Can It Be All So Simple – | Review Score – 3.5/5
Winter Warz – | Review Score – 4/5
All in Together Now – | Review Score – 4/5
All That I Got is You – | Review Score – 3.5/5
Cold World – | Review Score – 4.5/5
Impossible – | Review Score – 4/5
Box in Hand – | Review Score – 3.5/5
Labels – | Review Score – 3.5/5
I Declare War – | Review Score – 3.5/5
Assassination Day – | Review Score – 4.5/5
Since their arrival back in 1992, Wu-Tang Clan have become the prominent face of hip-hop music, boasting an incredible debut album in 1993, setting the group on a path to superstardom.
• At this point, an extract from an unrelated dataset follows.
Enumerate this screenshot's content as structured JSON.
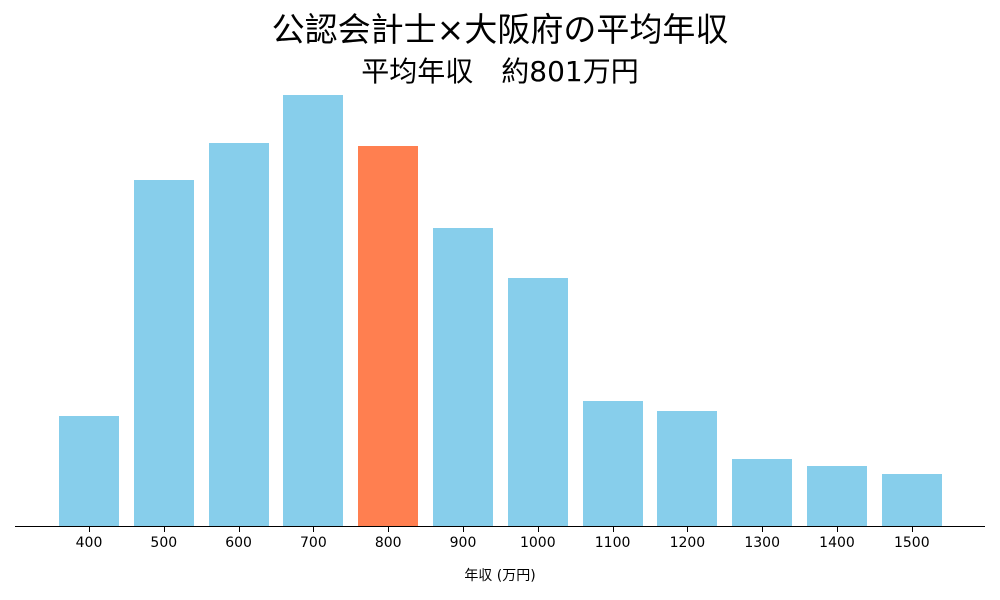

Regarded by some critical outlets as the great hip-hop group on the planet, Wu-Tang: An American Saga is a celebration of the Wu-Tang Clan’s music as much as it is an origin story, depicting the rise to superstardom for Bobby, Dennis and the other founding members of the group.
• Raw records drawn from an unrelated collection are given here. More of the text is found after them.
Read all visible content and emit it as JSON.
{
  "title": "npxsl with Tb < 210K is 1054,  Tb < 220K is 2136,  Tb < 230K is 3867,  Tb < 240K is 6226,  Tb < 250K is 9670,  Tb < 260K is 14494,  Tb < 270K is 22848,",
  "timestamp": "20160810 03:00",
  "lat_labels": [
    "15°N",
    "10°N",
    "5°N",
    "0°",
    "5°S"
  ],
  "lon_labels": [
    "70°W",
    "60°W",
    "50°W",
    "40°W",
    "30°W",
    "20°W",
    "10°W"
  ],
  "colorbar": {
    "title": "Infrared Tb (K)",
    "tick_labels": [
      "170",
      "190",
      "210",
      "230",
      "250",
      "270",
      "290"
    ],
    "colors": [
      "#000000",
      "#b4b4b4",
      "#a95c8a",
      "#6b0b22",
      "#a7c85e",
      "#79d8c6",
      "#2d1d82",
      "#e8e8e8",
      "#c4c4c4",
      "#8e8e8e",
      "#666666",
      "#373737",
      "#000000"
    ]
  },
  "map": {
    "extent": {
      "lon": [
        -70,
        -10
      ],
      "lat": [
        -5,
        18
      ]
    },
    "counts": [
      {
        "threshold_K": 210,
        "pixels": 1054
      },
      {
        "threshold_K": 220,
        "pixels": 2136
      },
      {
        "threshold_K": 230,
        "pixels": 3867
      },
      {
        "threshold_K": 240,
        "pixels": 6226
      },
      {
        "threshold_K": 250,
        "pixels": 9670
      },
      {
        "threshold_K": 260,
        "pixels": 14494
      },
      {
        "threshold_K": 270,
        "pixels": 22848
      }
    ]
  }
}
Admittedly the story does begin a little haphazardly, introducing a whole smattering of characters and expecting the audience to pick up the pieces of who these men are along the way. The crux of drama early on revolves around Bobby and his brother Divine, with the former thrust unwillingly into the world of drugs following his brother’s arrest. This poses a particular problem for Bobby, who finds himself split between his passion and dream of becoming a hip-hop artist with continuing the slippery slope so many other young men in his position take by entering the drug game.
The opening few episodes work well to set the foundation for what follows, as the main story progresses and shifts perspective between different supporting characters through the chapters. While this all feels like a stylistic gimmick on paper, seeing this come together during the final episode as the founding members meaningfully rap, puts into context the drama and ensuing conflicts that have led up until that point.
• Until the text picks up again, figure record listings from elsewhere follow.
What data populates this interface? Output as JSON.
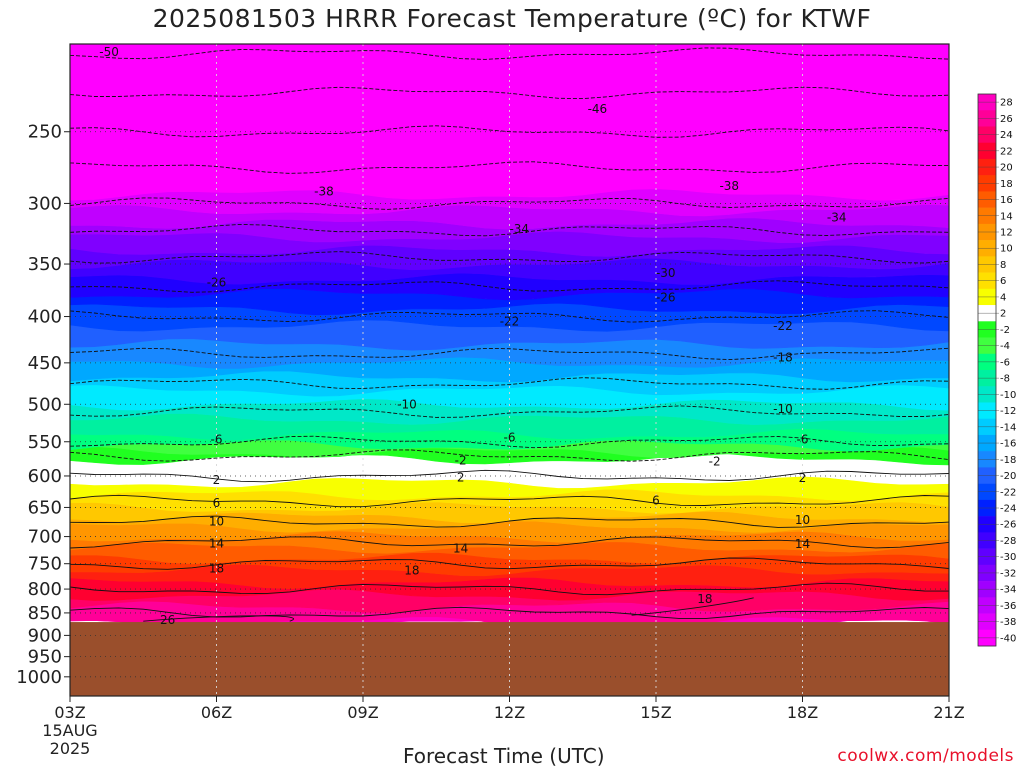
{
  "chart_data": {
    "type": "heatmap",
    "title": "2025081503 HRRR Forecast Temperature (ºC) for KTWF",
    "xlabel": "Forecast Time (UTC)",
    "x_ticks": [
      "03Z",
      "06Z",
      "09Z",
      "12Z",
      "15Z",
      "18Z",
      "21Z"
    ],
    "x_date_line1": "15AUG",
    "x_date_line2": "2025",
    "y_ticks": [
      250,
      300,
      350,
      400,
      450,
      500,
      550,
      600,
      650,
      700,
      750,
      800,
      850,
      900,
      950,
      1000
    ],
    "ylim": [
      1050,
      200
    ],
    "y_scale": "log",
    "ground_level_hPa": 870,
    "colorbar": {
      "levels": [
        28,
        26,
        24,
        22,
        20,
        18,
        16,
        14,
        12,
        10,
        8,
        6,
        4,
        2,
        -2,
        -4,
        -6,
        -8,
        -10,
        -12,
        -14,
        -16,
        -18,
        -20,
        -22,
        -24,
        -26,
        -28,
        -30,
        -32,
        -34,
        -36,
        -38,
        -40
      ],
      "colors": [
        "#ff00c0",
        "#ff0098",
        "#ff0066",
        "#ff0030",
        "#ff2010",
        "#ff3c00",
        "#ff5c00",
        "#ff7a00",
        "#ff9600",
        "#ffae00",
        "#ffc800",
        "#ffe000",
        "#f8ff00",
        "#ffffff",
        "#20ff20",
        "#40ff40",
        "#00ff80",
        "#00f0a0",
        "#00e8c8",
        "#00eaff",
        "#00ccff",
        "#00a8ff",
        "#1888ff",
        "#2060ff",
        "#0048ff",
        "#0020ff",
        "#2000ff",
        "#4000ff",
        "#6000ff",
        "#8000ff",
        "#a000ff",
        "#c000ff",
        "#e000ff",
        "#ff00ff"
      ]
    },
    "profile_times": [
      "03Z",
      "21Z"
    ],
    "temperature_profile": [
      {
        "p": 200,
        "t": -55
      },
      {
        "p": 250,
        "t": -46
      },
      {
        "p": 300,
        "t": -38
      },
      {
        "p": 350,
        "t": -29
      },
      {
        "p": 400,
        "t": -22
      },
      {
        "p": 450,
        "t": -17
      },
      {
        "p": 500,
        "t": -11
      },
      {
        "p": 550,
        "t": -6
      },
      {
        "p": 580,
        "t": 0
      },
      {
        "p": 600,
        "t": 2
      },
      {
        "p": 650,
        "t": 7
      },
      {
        "p": 700,
        "t": 13
      },
      {
        "p": 750,
        "t": 18
      },
      {
        "p": 800,
        "t": 22
      },
      {
        "p": 850,
        "t": 26
      },
      {
        "p": 870,
        "t": 27
      }
    ],
    "contour_labels": [
      {
        "text": "-50",
        "x": 3.8,
        "p": 204
      },
      {
        "text": "-46",
        "x": 13.8,
        "p": 236
      },
      {
        "text": "-38",
        "x": 8.2,
        "p": 291
      },
      {
        "text": "-38",
        "x": 16.5,
        "p": 287
      },
      {
        "text": "-34",
        "x": 12.2,
        "p": 320
      },
      {
        "text": "-34",
        "x": 18.7,
        "p": 311
      },
      {
        "text": "-30",
        "x": 15.2,
        "p": 358
      },
      {
        "text": "-26",
        "x": 6.0,
        "p": 367
      },
      {
        "text": "-26",
        "x": 15.2,
        "p": 381
      },
      {
        "text": "-22",
        "x": 12.0,
        "p": 405
      },
      {
        "text": "-22",
        "x": 17.6,
        "p": 410
      },
      {
        "text": "-18",
        "x": 17.6,
        "p": 444
      },
      {
        "text": "-10",
        "x": 9.9,
        "p": 500
      },
      {
        "text": "-10",
        "x": 17.6,
        "p": 506
      },
      {
        "text": "-6",
        "x": 6.0,
        "p": 547
      },
      {
        "text": "-6",
        "x": 12.0,
        "p": 544
      },
      {
        "text": "-6",
        "x": 18.0,
        "p": 547
      },
      {
        "text": "-2",
        "x": 11.0,
        "p": 577
      },
      {
        "text": "-2",
        "x": 16.2,
        "p": 578
      },
      {
        "text": "2",
        "x": 6.0,
        "p": 606
      },
      {
        "text": "2",
        "x": 11.0,
        "p": 602
      },
      {
        "text": "2",
        "x": 18.0,
        "p": 603
      },
      {
        "text": "6",
        "x": 6.0,
        "p": 643
      },
      {
        "text": "6",
        "x": 15.0,
        "p": 639
      },
      {
        "text": "10",
        "x": 6.0,
        "p": 674
      },
      {
        "text": "10",
        "x": 18.0,
        "p": 671
      },
      {
        "text": "14",
        "x": 6.0,
        "p": 712
      },
      {
        "text": "14",
        "x": 11.0,
        "p": 722
      },
      {
        "text": "14",
        "x": 18.0,
        "p": 713
      },
      {
        "text": "18",
        "x": 6.0,
        "p": 759
      },
      {
        "text": "18",
        "x": 10.0,
        "p": 763
      },
      {
        "text": "18",
        "x": 16.0,
        "p": 820
      },
      {
        "text": "26",
        "x": 5.0,
        "p": 865
      }
    ],
    "grid": true
  },
  "credit": "coolwx.com/models"
}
For a show revolving around hip-hop music, Wu-Tang: An American Saga has a predictably slick musical score, with a whole smattering of rapping – both on the street and in the studio – juxtaposing against the drug game sub-plot. At times, the show doesn’t always get the balance right and the late drama with Atilla, on reflection, does feel more like a gimmick to inject some drama into proceedings than an actual useful plot device. For the most part though, when Wu-Tang focuses on its music it really shines.
The unique visual cues are a nice touch and differentiate each episode, helping it stand out from so many other biographical dramas out there. Whether it be the hand-drawn animated segments or the deliberate use of muted colours, Wu-Tang isn’t afraid to express itself artistically and these jarring differences actually work to cleverly depict the differences for our rappers too.
Although you can go into this with no prior knowledge of the Wu-Tang Clan and enjoy the show, this Hulu Original very much feels like a show designed and tailored to fans of their music. It’s a love letter to the origin of the group and for that alone, the show does an excellent job dramatising the events of each character’s life. The problem in doing this however, is those early episodes can make for some confusing viewing as you scramble to remember who everyone is and what their relationships are to one another.
With plenty of scope to progress for a second season but enough closure to round this out nicely if it’s not renewed, Wu-Tang: An American Saga is a well-written biographical drama that perfectly captures the mood and feel of Staten Island in 1992. The gritty, unforgiving atmosphere hangs over the show for large swathes of its run time, with the shining light of hip-hop acting as the refuge for these young men. Wu-Tang: An American Saga is a love letter to one of the best rap groups of our time and one I’d certainly recommend checking out if you haven’t already.